The Iranian protest isn’t merely against a police wing, or an autocratic regime, but one against the enforcement of Islamic morality. This morality, when codified, takes the shape of gory Islamic sharia, which mandates violent punishments for “crimes” such as vulgarity, extramarital sex, apostasy, blasphemy or homosexuality. Since all these “crimes” are victimless, the hisbah doctrine practically claims damages on behalf of an Islamized social fabric, while in effect safeguarding Islamic theocracy—whether unalloyed as in Iran, or as imposed in the quasi-democracies aiming to blend both the sharia and Western civil codes.

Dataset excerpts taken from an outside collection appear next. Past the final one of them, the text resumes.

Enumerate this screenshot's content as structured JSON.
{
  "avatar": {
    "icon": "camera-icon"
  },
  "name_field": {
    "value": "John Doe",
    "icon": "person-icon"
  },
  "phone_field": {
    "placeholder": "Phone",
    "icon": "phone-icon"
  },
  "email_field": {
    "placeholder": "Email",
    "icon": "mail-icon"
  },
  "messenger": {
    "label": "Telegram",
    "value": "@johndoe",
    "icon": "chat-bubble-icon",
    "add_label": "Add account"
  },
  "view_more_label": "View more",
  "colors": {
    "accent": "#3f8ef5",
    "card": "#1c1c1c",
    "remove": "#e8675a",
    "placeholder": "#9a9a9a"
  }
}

Given that Islamic regimes tend to hold on to absolute power in the garb of safeguarding Islam, they are also bolstered by any form of support for Islamic absolutism anywhere in the world. For instance, while Iran’s repressive hijab laws might receive condemnations from many of those who advocate universal human rights around the globe, this universality appears to be lost on many cultural-relativist liberals in the West who endorse Islamic sexism in the garb of protecting minority rights. The perilous ramifications of a failure to distinguish between the rights of adherents, and the harms of the ideologies that they espouse, also self-manifest in those loudly demonstrating against “Islamophobia” while simultaneously demonstrating homophobia in the West. Indeed, a greater travesty is the lack of Muslim voices willing to criticize Islam and unequivocally condemn the antediluvian ideas therein, subjugating global Muslim populations. 

But, of course, demonstrators in Iran have showcased over the past two months that the escalating number of erstwhile silent and anonymous dissenters of Islam are now taking to the streets, risking their lives to challenge the Iranian regime. And instead of paying lip-service to the claims of the Iranian state officials, any well-wishers of Iran, and the Muslim world, should focus their energy on amplifying the unadulterated dissent against the ideological foundations upholding the regime.